SQL Server: How Many Times Does a Word Appear in a Sentence
This is, of course, ridiculously easy to do in almost any programming language on the market these days. But what if you want to do this in SQL Server? SQL Server doesn't provide a function for this, so we'll have to create our own. The most intuitive way to do it is to simply split the given phrase by whitespace and compare each word to the word that you want to search. But this is, of course, slow, especially as the phrase gets big.
I found a nice little function in the book Beginning ASP .NET 2.0 E-Commerce in C# 2005 by Christian Darie and Karli Watson.
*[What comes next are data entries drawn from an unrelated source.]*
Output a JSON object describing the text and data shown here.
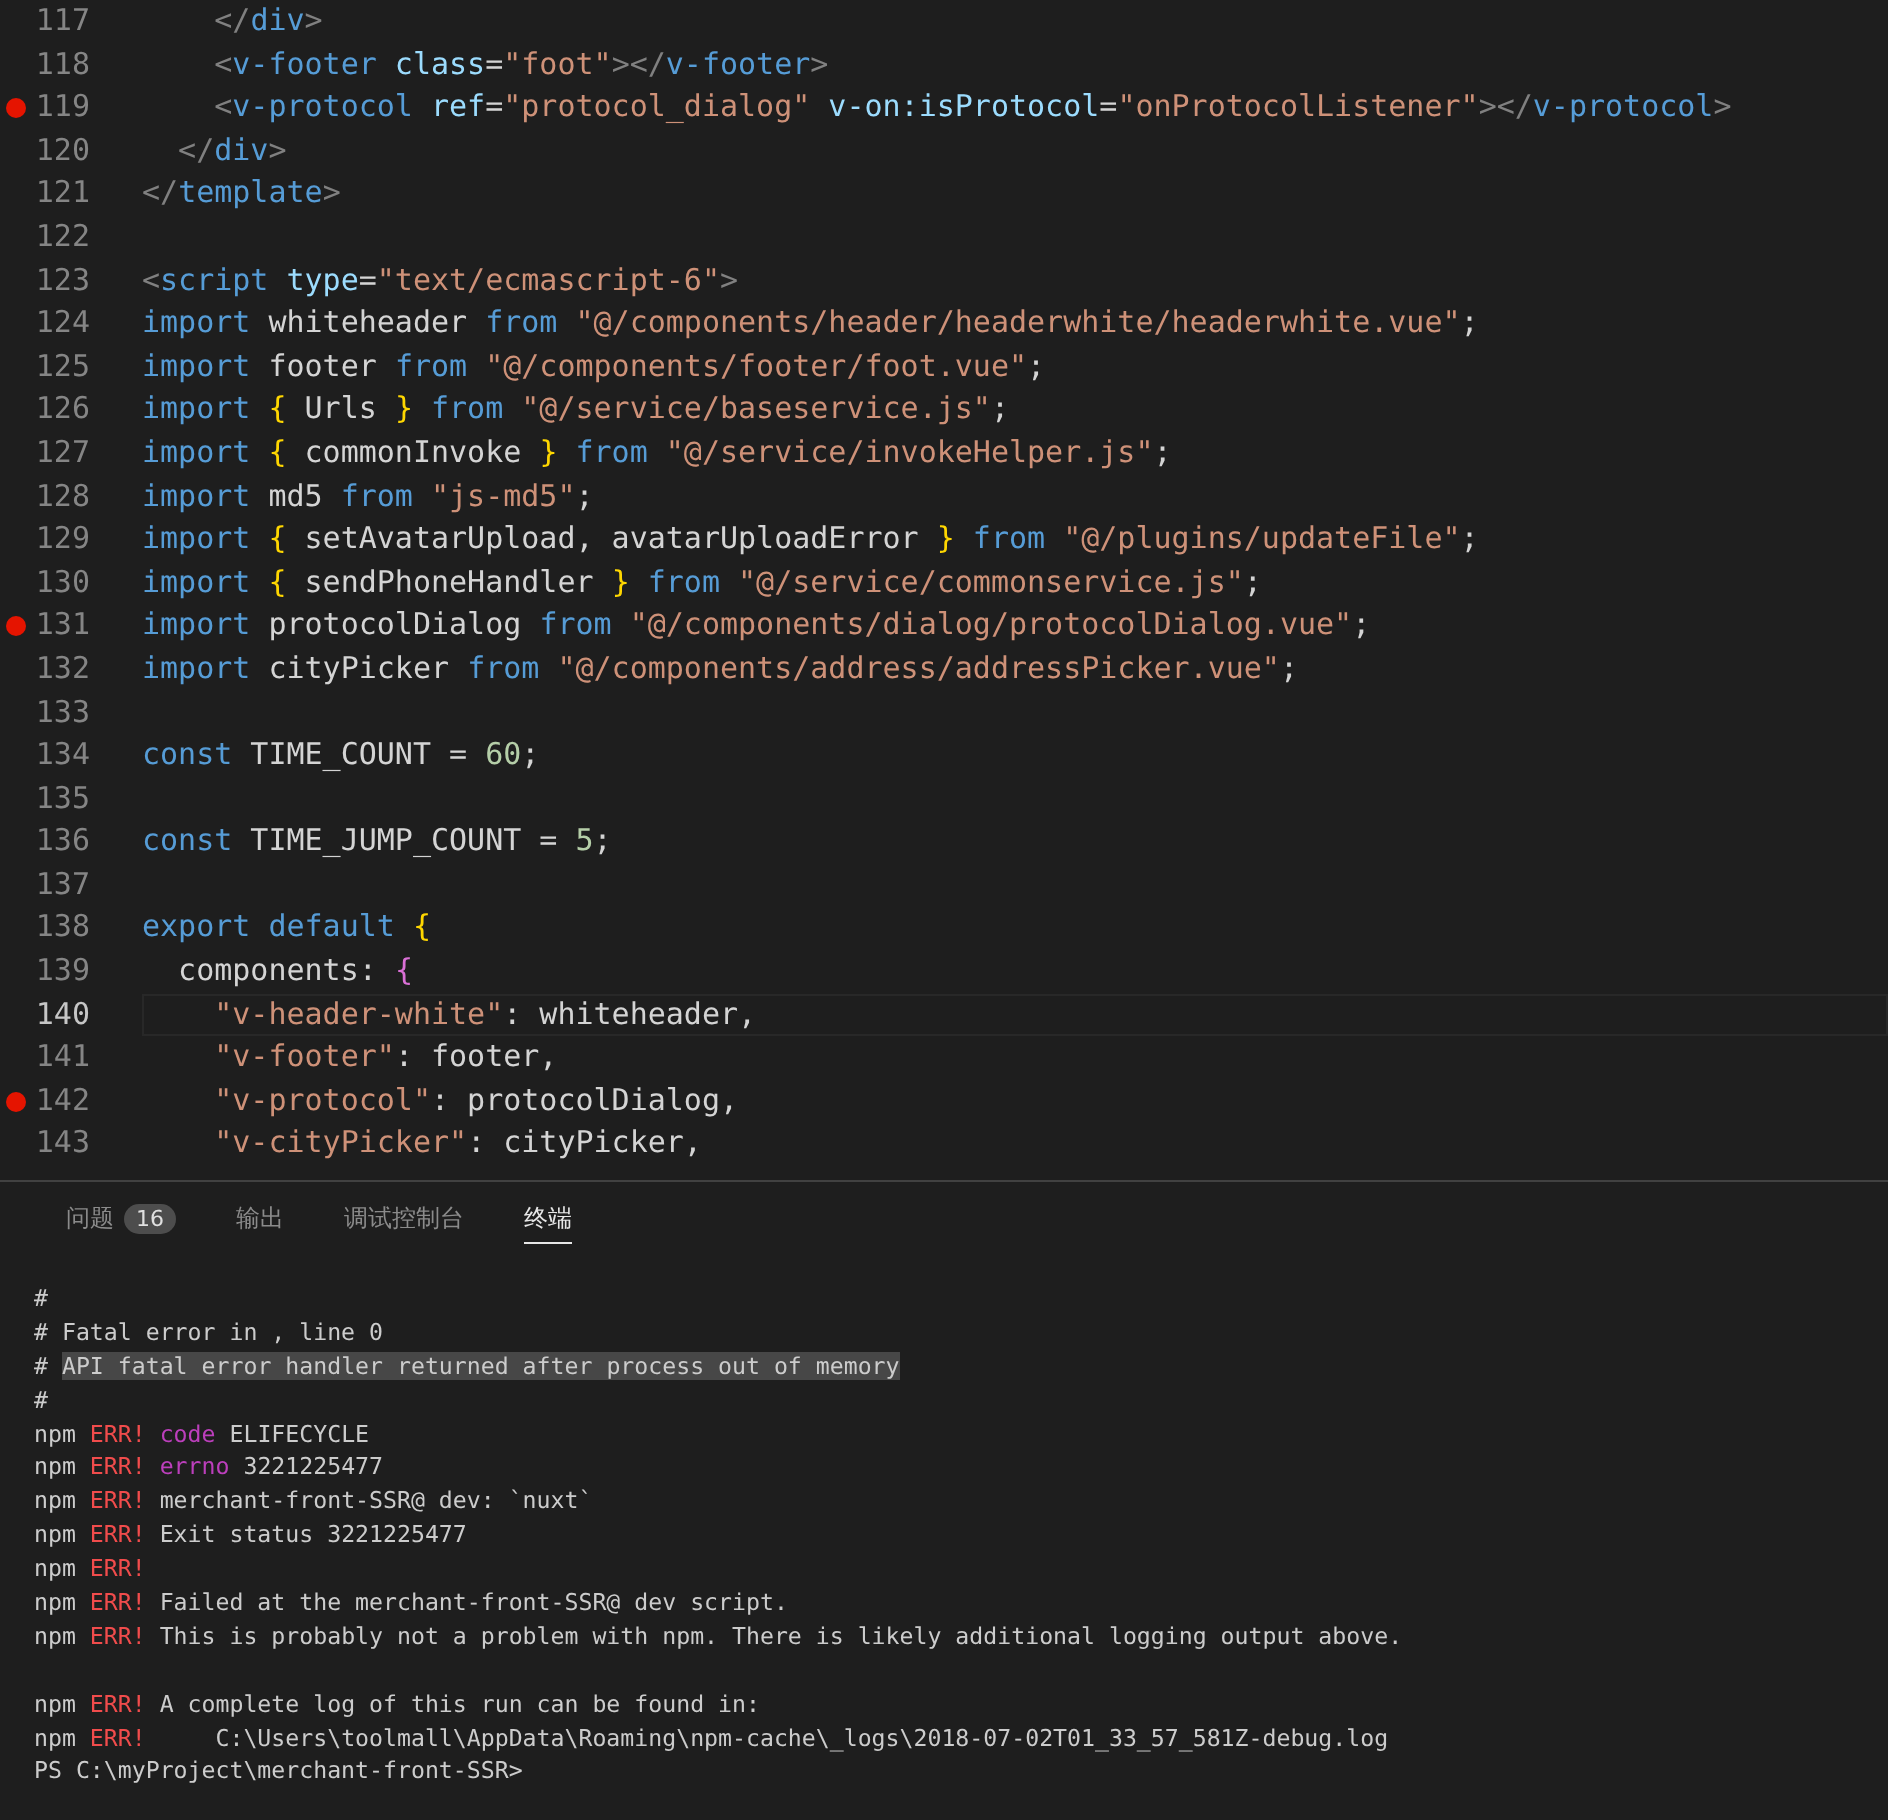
{
  "editor": {
    "lines": [
      {
        "number": "117",
        "breakpoint": false,
        "current": false,
        "tokens": [
          {
            "kind": "punct",
            "text": "    </"
          },
          {
            "kind": "tag",
            "text": "div"
          },
          {
            "kind": "punct",
            "text": ">"
          }
        ]
      },
      {
        "number": "118",
        "breakpoint": false,
        "current": false,
        "tokens": [
          {
            "kind": "punct",
            "text": "    <"
          },
          {
            "kind": "tag",
            "text": "v-footer"
          },
          {
            "kind": "attr",
            "text": " class"
          },
          {
            "kind": "plain",
            "text": "="
          },
          {
            "kind": "string",
            "text": "\"foot\""
          },
          {
            "kind": "punct",
            "text": "></"
          },
          {
            "kind": "tag",
            "text": "v-footer"
          },
          {
            "kind": "punct",
            "text": ">"
          }
        ]
      },
      {
        "number": "119",
        "breakpoint": true,
        "current": false,
        "tokens": [
          {
            "kind": "punct",
            "text": "    <"
          },
          {
            "kind": "tag",
            "text": "v-protocol"
          },
          {
            "kind": "attr",
            "text": " ref"
          },
          {
            "kind": "plain",
            "text": "="
          },
          {
            "kind": "string",
            "text": "\"protocol_dialog\""
          },
          {
            "kind": "attr",
            "text": " v-on:isProtocol"
          },
          {
            "kind": "plain",
            "text": "="
          },
          {
            "kind": "string",
            "text": "\"onProtocolListener\""
          },
          {
            "kind": "punct",
            "text": "></"
          },
          {
            "kind": "tag",
            "text": "v-protocol"
          },
          {
            "kind": "punct",
            "text": ">"
          }
        ]
      },
      {
        "number": "120",
        "breakpoint": false,
        "current": false,
        "tokens": [
          {
            "kind": "punct",
            "text": "  </"
          },
          {
            "kind": "tag",
            "text": "div"
          },
          {
            "kind": "punct",
            "text": ">"
          }
        ]
      },
      {
        "number": "121",
        "breakpoint": false,
        "current": false,
        "tokens": [
          {
            "kind": "punct",
            "text": "</"
          },
          {
            "kind": "tag",
            "text": "template"
          },
          {
            "kind": "punct",
            "text": ">"
          }
        ]
      },
      {
        "number": "122",
        "breakpoint": false,
        "current": false
      },
      {
        "number": "123",
        "breakpoint": false,
        "current": false,
        "tokens": [
          {
            "kind": "punct",
            "text": "<"
          },
          {
            "kind": "tag",
            "text": "script"
          },
          {
            "kind": "attr",
            "text": " type"
          },
          {
            "kind": "plain",
            "text": "="
          },
          {
            "kind": "string",
            "text": "\"text/ecmascript-6\""
          },
          {
            "kind": "punct",
            "text": ">"
          }
        ]
      },
      {
        "number": "124",
        "breakpoint": false,
        "current": false,
        "tokens": [
          {
            "kind": "keyword",
            "text": "import"
          },
          {
            "kind": "plain",
            "text": " whiteheader "
          },
          {
            "kind": "keyword",
            "text": "from"
          },
          {
            "kind": "string",
            "text": " \"@/components/header/headerwhite/headerwhite.vue\""
          },
          {
            "kind": "plain",
            "text": ";"
          }
        ]
      },
      {
        "number": "125",
        "breakpoint": false,
        "current": false,
        "tokens": [
          {
            "kind": "keyword",
            "text": "import"
          },
          {
            "kind": "plain",
            "text": " footer "
          },
          {
            "kind": "keyword",
            "text": "from"
          },
          {
            "kind": "string",
            "text": " \"@/components/footer/foot.vue\""
          },
          {
            "kind": "plain",
            "text": ";"
          }
        ]
      },
      {
        "number": "126",
        "breakpoint": false,
        "current": false,
        "tokens": [
          {
            "kind": "keyword",
            "text": "import"
          },
          {
            "kind": "brace",
            "text": " {"
          },
          {
            "kind": "plain",
            "text": " Urls "
          },
          {
            "kind": "brace",
            "text": "}"
          },
          {
            "kind": "keyword",
            "text": " from"
          },
          {
            "kind": "string",
            "text": " \"@/service/baseservice.js\""
          },
          {
            "kind": "plain",
            "text": ";"
          }
        ]
      },
      {
        "number": "127",
        "breakpoint": false,
        "current": false,
        "tokens": [
          {
            "kind": "keyword",
            "text": "import"
          },
          {
            "kind": "brace",
            "text": " {"
          },
          {
            "kind": "plain",
            "text": " commonInvoke "
          },
          {
            "kind": "brace",
            "text": "}"
          },
          {
            "kind": "keyword",
            "text": " from"
          },
          {
            "kind": "string",
            "text": " \"@/service/invokeHelper.js\""
          },
          {
            "kind": "plain",
            "text": ";"
          }
        ]
      },
      {
        "number": "128",
        "breakpoint": false,
        "current": false,
        "tokens": [
          {
            "kind": "keyword",
            "text": "import"
          },
          {
            "kind": "plain",
            "text": " md5 "
          },
          {
            "kind": "keyword",
            "text": "from"
          },
          {
            "kind": "string",
            "text": " \"js-md5\""
          },
          {
            "kind": "plain",
            "text": ";"
          }
        ]
      },
      {
        "number": "129",
        "breakpoint": false,
        "current": false,
        "tokens": [
          {
            "kind": "keyword",
            "text": "import"
          },
          {
            "kind": "brace",
            "text": " {"
          },
          {
            "kind": "plain",
            "text": " setAvatarUpload, avatarUploadError "
          },
          {
            "kind": "brace",
            "text": "}"
          },
          {
            "kind": "keyword",
            "text": " from"
          },
          {
            "kind": "string",
            "text": " \"@/plugins/updateFile\""
          },
          {
            "kind": "plain",
            "text": ";"
          }
        ]
      },
      {
        "number": "130",
        "breakpoint": false,
        "current": false,
        "tokens": [
          {
            "kind": "keyword",
            "text": "import"
          },
          {
            "kind": "brace",
            "text": " {"
          },
          {
            "kind": "plain",
            "text": " sendPhoneHandler "
          },
          {
            "kind": "brace",
            "text": "}"
          },
          {
            "kind": "keyword",
            "text": " from"
          },
          {
            "kind": "string",
            "text": " \"@/service/commonservice.js\""
          },
          {
            "kind": "plain",
            "text": ";"
          }
        ]
      },
      {
        "number": "131",
        "breakpoint": true,
        "current": false,
        "tokens": [
          {
            "kind": "keyword",
            "text": "import"
          },
          {
            "kind": "plain",
            "text": " protocolDialog "
          },
          {
            "kind": "keyword",
            "text": "from"
          },
          {
            "kind": "string",
            "text": " \"@/components/dialog/protocolDialog.vue\""
          },
          {
            "kind": "plain",
            "text": ";"
          }
        ]
      },
      {
        "number": "132",
        "breakpoint": false,
        "current": false,
        "tokens": [
          {
            "kind": "keyword",
            "text": "import"
          },
          {
            "kind": "plain",
            "text": " cityPicker "
          },
          {
            "kind": "keyword",
            "text": "from"
          },
          {
            "kind": "string",
            "text": " \"@/components/address/addressPicker.vue\""
          },
          {
            "kind": "plain",
            "text": ";"
          }
        ]
      },
      {
        "number": "133",
        "breakpoint": false,
        "current": false
      },
      {
        "number": "134",
        "breakpoint": false,
        "current": false,
        "tokens": [
          {
            "kind": "keyword",
            "text": "const"
          },
          {
            "kind": "plain",
            "text": " TIME_COUNT = "
          },
          {
            "kind": "number",
            "text": "60"
          },
          {
            "kind": "plain",
            "text": ";"
          }
        ]
      },
      {
        "number": "135",
        "breakpoint": false,
        "current": false
      },
      {
        "number": "136",
        "breakpoint": false,
        "current": false,
        "tokens": [
          {
            "kind": "keyword",
            "text": "const"
          },
          {
            "kind": "plain",
            "text": " TIME_JUMP_COUNT = "
          },
          {
            "kind": "number",
            "text": "5"
          },
          {
            "kind": "plain",
            "text": ";"
          }
        ]
      },
      {
        "number": "137",
        "breakpoint": false,
        "current": false
      },
      {
        "number": "138",
        "breakpoint": false,
        "current": false,
        "tokens": [
          {
            "kind": "keyword",
            "text": "export default"
          },
          {
            "kind": "brace",
            "text": " {"
          }
        ]
      },
      {
        "number": "139",
        "breakpoint": false,
        "current": false,
        "tokens": [
          {
            "kind": "plain",
            "text": "  components: "
          },
          {
            "kind": "brace2",
            "text": "{"
          }
        ]
      },
      {
        "number": "140",
        "breakpoint": false,
        "current": true,
        "tokens": [
          {
            "kind": "string",
            "text": "    \"v-header-white\""
          },
          {
            "kind": "plain",
            "text": ": whiteheader,"
          }
        ]
      },
      {
        "number": "141",
        "breakpoint": false,
        "current": false,
        "tokens": [
          {
            "kind": "string",
            "text": "    \"v-footer\""
          },
          {
            "kind": "plain",
            "text": ": footer,"
          }
        ]
      },
      {
        "number": "142",
        "breakpoint": true,
        "current": false,
        "tokens": [
          {
            "kind": "string",
            "text": "    \"v-protocol\""
          },
          {
            "kind": "plain",
            "text": ": protocolDialog,"
          }
        ]
      },
      {
        "number": "143",
        "breakpoint": false,
        "current": false,
        "tokens": [
          {
            "kind": "string",
            "text": "    \"v-cityPicker\""
          },
          {
            "kind": "plain",
            "text": ": cityPicker,"
          }
        ]
      }
    ]
  },
  "panel": {
    "tabs": [
      {
        "label": "问题",
        "badge": "16",
        "selected": false
      },
      {
        "label": "输出",
        "selected": false
      },
      {
        "label": "调试控制台",
        "selected": false
      },
      {
        "label": "终端",
        "selected": true
      }
    ],
    "terminal": [
      {
        "tokens": [
          {
            "kind": "plain",
            "text": "#"
          }
        ]
      },
      {
        "tokens": [
          {
            "kind": "plain",
            "text": "# Fatal error in , line 0"
          }
        ]
      },
      {
        "tokens": [
          {
            "kind": "plain",
            "text": "# "
          },
          {
            "kind": "selected",
            "text": "API fatal error handler returned after process out of memory"
          }
        ]
      },
      {
        "tokens": [
          {
            "kind": "plain",
            "text": "#"
          }
        ]
      },
      {
        "tokens": [
          {
            "kind": "plain",
            "text": "npm "
          },
          {
            "kind": "err",
            "text": "ERR!"
          },
          {
            "kind": "magenta",
            "text": " code"
          },
          {
            "kind": "plain",
            "text": " ELIFECYCLE"
          }
        ]
      },
      {
        "tokens": [
          {
            "kind": "plain",
            "text": "npm "
          },
          {
            "kind": "err",
            "text": "ERR!"
          },
          {
            "kind": "magenta",
            "text": " errno"
          },
          {
            "kind": "plain",
            "text": " 3221225477"
          }
        ]
      },
      {
        "tokens": [
          {
            "kind": "plain",
            "text": "npm "
          },
          {
            "kind": "err",
            "text": "ERR!"
          },
          {
            "kind": "plain",
            "text": " merchant-front-SSR@ dev: `nuxt`"
          }
        ]
      },
      {
        "tokens": [
          {
            "kind": "plain",
            "text": "npm "
          },
          {
            "kind": "err",
            "text": "ERR!"
          },
          {
            "kind": "plain",
            "text": " Exit status 3221225477"
          }
        ]
      },
      {
        "tokens": [
          {
            "kind": "plain",
            "text": "npm "
          },
          {
            "kind": "err",
            "text": "ERR!"
          }
        ]
      },
      {
        "tokens": [
          {
            "kind": "plain",
            "text": "npm "
          },
          {
            "kind": "err",
            "text": "ERR!"
          },
          {
            "kind": "plain",
            "text": " Failed at the merchant-front-SSR@ dev script."
          }
        ]
      },
      {
        "tokens": [
          {
            "kind": "plain",
            "text": "npm "
          },
          {
            "kind": "err",
            "text": "ERR!"
          },
          {
            "kind": "plain",
            "text": " This is probably not a problem with npm. There is likely additional logging output above."
          }
        ]
      },
      {
        "blank_before": true,
        "tokens": [
          {
            "kind": "plain",
            "text": "npm "
          },
          {
            "kind": "err",
            "text": "ERR!"
          },
          {
            "kind": "plain",
            "text": " A complete log of this run can be found in:"
          }
        ]
      },
      {
        "tokens": [
          {
            "kind": "plain",
            "text": "npm "
          },
          {
            "kind": "err",
            "text": "ERR!"
          },
          {
            "kind": "plain",
            "text": "     C:\\Users\\toolmall\\AppData\\Roaming\\npm-cache\\_logs\\2018-07-02T01_33_57_581Z-debug.log"
          }
        ]
      },
      {
        "tokens": [
          {
            "kind": "plain",
            "text": "PS C:\\myProject\\merchant-front-SSR>"
          }
        ]
      }
    ]
  }
}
What they do is replace each instance of the word with a word that is one character longer. Then, the length of the new sentence - the length of the old sentence will give you the number of times the word appeared in the sentence.
An example:
- The word: "word"
- The sentence: "The word we're looking for is the word 'word.'"
- The replaced sentence: "The wordx we're looking for is the wordx 'wordx.'"
- Difference in lengths of the two sentences: 3, which is the number of times the word appears.
Pretty neat. ;-)
The reason to use the REPLACE function instead of doing it the normal way, of course, is because REPLACE is faster. The code, then, which I'm copying almost verbatim from page 174 of the book:
CREATE FUNCTION dbo.WordCount(
@Word VARCHAR(20),
@Phrase VARCHAR(1000))
RETURNS SMALLINT
/* @BiggerWord is a string one character longer than @Word */
DECLARE @BiggerWord VARCHAR(21)
SELECT @BiggerWord = @Word + 'x'
/* Replace @Word with @BiggerWord in @Phrase */
DECLARE @BiggerPhrase VARCHAR(2000)
SELECT @BiggerPhrase = REPLACE (@Phrase, @Word, @BiggerWord)
/* The length difference between @BiggerPhrase & @Phrase is the number we're looking for */
RETURN LEN(@BiggerPhrase) - LEN(@Phrase)